There’s something jarring about watching world leaders invoke God’s name to justify dropping bombs. It happened again this week when Pope Leo XIV stood before tens of thousands in St. Peter’s Square and essentially called out the hypocrisy of it all.
On Palm Sunday, the newly elected pontiff didn’t mince words. “Jesus, King of Peace, who rejects war, whom no one can use to justify war,” he declared. Pretty clear messaging. You can’t cherry-pick scripture to make the Almighty seem like he’s cool with military campaigns.
The timing feels almost too perfect. The U.S.-Israeli war on Iran is already a month in. Russia’s still grinding away in Ukraine. And on both sides, religious leaders are working overtime to convince their flocks that God’s totally down with all this. U.S. Defense Secretary Pete Hegseth has been framing this as a Christian nation versus its enemies. Meanwhile, the Russian Orthodox Church is calling their invasion a “holy war” against Western decadence.
When Faith Becomes a Weapon
Here’s what gets under your skin about all this. Religion, when wielded as a tool for warfare, stops being about faith and starts being about power. It’s the oldest trick in the playbook, really. You wrap your geopolitical ambitions in divine language and suddenly regular people feel obligated to support your cause.
Leo’s message cuts through that noise. He’s saying the church won’t be a cheerleader for violence, no matter how it’s dressed up in religious language. It’s almost radical in how straightforward it is.
But the Pope isn’t just making abstract theological points. He’s talking about real human suffering. Christians in the Middle East are caught in the crossfire, unable to even celebrate their holiest week properly. Church leaders were literally prevented from entering the Church of the Holy Sepulchre in Jerusalem during Palm Sunday, the first time in centuries that’s happened.
A Pope Finding His Voice
Leo is only months into his papacy, but he’s already signaling a different approach than his predecessor might have taken. Francis spent 12 years trying to push the church toward the margins, toward the suffering. Leo seems intent on using the papal pulpit as a voice against the religious justifications that enable that suffering in the first place.

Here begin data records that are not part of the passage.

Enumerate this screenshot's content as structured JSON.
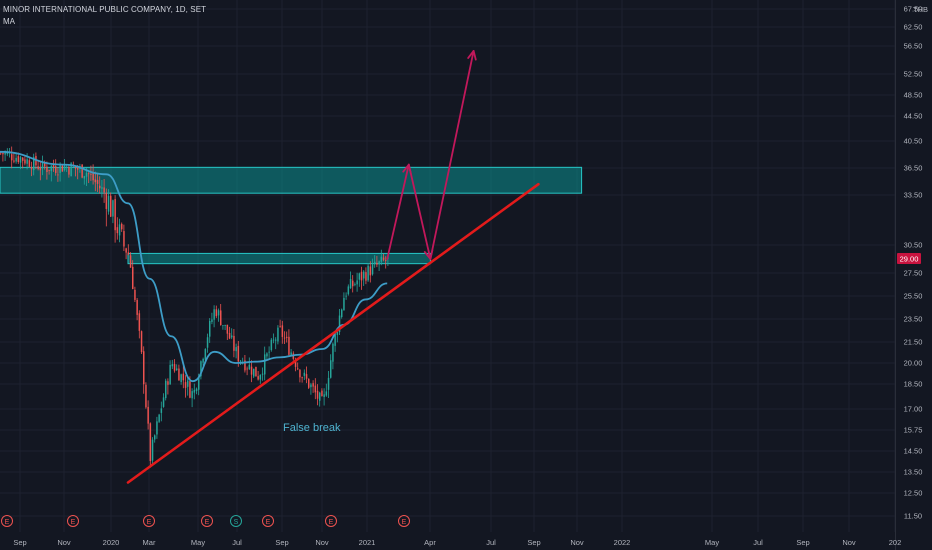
{
  "header": {
    "title": "MINOR INTERNATIONAL PUBLIC COMPANY, 1D, SET",
    "indicator": "MA",
    "currency": "THB"
  },
  "chart_data": {
    "type": "candlestick",
    "symbol": "MINOR INTERNATIONAL PUBLIC COMPANY",
    "interval": "1D",
    "exchange": "SET",
    "currency": "THB",
    "current_price": "29.00",
    "y_ticks": [
      "67.50",
      "62.50",
      "56.50",
      "52.50",
      "48.50",
      "44.50",
      "40.50",
      "36.50",
      "33.50",
      "30.50",
      "27.50",
      "25.50",
      "23.50",
      "21.50",
      "20.00",
      "18.50",
      "17.00",
      "15.75",
      "14.50",
      "13.50",
      "12.50",
      "11.50"
    ],
    "x_ticks": [
      "Sep",
      "Nov",
      "2020",
      "Mar",
      "May",
      "Jul",
      "Sep",
      "Nov",
      "2021",
      "Apr",
      "Jul",
      "Sep",
      "Nov",
      "2022",
      "May",
      "Jul",
      "Sep",
      "Nov",
      "202"
    ],
    "earnings_markers": [
      "E",
      "E",
      "E",
      "E",
      "S",
      "E",
      "E",
      "E"
    ],
    "annotations": [
      {
        "text": "False break"
      }
    ],
    "price_path": [
      [
        "2019-08",
        38.8
      ],
      [
        "2019-09",
        38.0
      ],
      [
        "2019-10",
        36.6
      ],
      [
        "2019-11",
        36.8
      ],
      [
        "2019-12",
        36.2
      ],
      [
        "2020-01",
        33.4
      ],
      [
        "2020-02",
        29.5
      ],
      [
        "2020-03",
        14.2
      ],
      [
        "2020-04",
        20.0
      ],
      [
        "2020-05",
        17.8
      ],
      [
        "2020-06",
        24.5
      ],
      [
        "2020-07",
        20.6
      ],
      [
        "2020-08",
        19.1
      ],
      [
        "2020-09",
        22.5
      ],
      [
        "2020-10",
        19.2
      ],
      [
        "2020-11",
        17.2
      ],
      [
        "2020-12",
        25.8
      ],
      [
        "2021-01",
        27.6
      ],
      [
        "2021-02",
        29.0
      ]
    ],
    "ma_path": [
      [
        "2019-08",
        38.9
      ],
      [
        "2019-11",
        37.0
      ],
      [
        "2020-01",
        35.8
      ],
      [
        "2020-02",
        33.0
      ],
      [
        "2020-03",
        27.0
      ],
      [
        "2020-04",
        22.0
      ],
      [
        "2020-05",
        18.7
      ],
      [
        "2020-06",
        20.8
      ],
      [
        "2020-07",
        20.0
      ],
      [
        "2020-08",
        20.1
      ],
      [
        "2020-09",
        20.4
      ],
      [
        "2020-10",
        20.6
      ],
      [
        "2020-11",
        21.0
      ],
      [
        "2020-12",
        23.0
      ],
      [
        "2021-01",
        25.2
      ],
      [
        "2021-02",
        26.6
      ]
    ],
    "zones": [
      {
        "low": 33.7,
        "high": 36.6,
        "start": "2019-08",
        "end": "2021-11"
      },
      {
        "low": 28.5,
        "high": 29.6,
        "start": "2020-02",
        "end": "2021-04"
      }
    ],
    "trendline": [
      [
        "2020-02",
        13.0
      ],
      [
        "2021-09",
        34.7
      ]
    ],
    "projection": [
      [
        "2021-02",
        29.0
      ],
      [
        "2021-03",
        37.0
      ],
      [
        "2021-04",
        29.0
      ],
      [
        "2021-06",
        55.8
      ]
    ],
    "colors": {
      "background": "#131722",
      "grid": "#1e2230",
      "up": "#26a69a",
      "down": "#ef5350",
      "ma": "#3d9dc7",
      "trendline": "#e31b1b",
      "projection": "#c2185b",
      "zone_fill": "#0b8f8f",
      "zone_stroke": "#26c6c6",
      "annotation": "#4fb3d0",
      "price_label_bg": "#c8133f"
    }
  }
}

His plans for Holy Week reflect this too. While Francis revolutionized the tradition by washing the feet of prisoners, refugees, and people of different faiths, Leo is returning the ritual to St. John Lateran. It’s a shift back toward tradition, but it doesn’t mean he’s abandoning the core message of service and humility.
On Good Friday, Leo will lead the procession at Rome’s Colosseum, commemorating Christ’s Passion. Then comes Easter Sunday, the resurrection celebration. These aren’t just ceremonial moments for Catholic calendars. They’re moments when billions of people around the world are paying attention to what the church has to say about suffering, redemption, and peace.
The question hanging in the air is whether anyone’s actually listening. Will defense officials reconsider their rhetoric? Will religious leaders in Russia think twice before blessing military operations? Probably not. But at least there’s now a major religious voice on the global stage explicitly saying that God and war don’t belong in the same sentence.
Maybe that matters. Or maybe we’ll keep watching religious language get twisted to justify whatever violence seems convenient at the moment.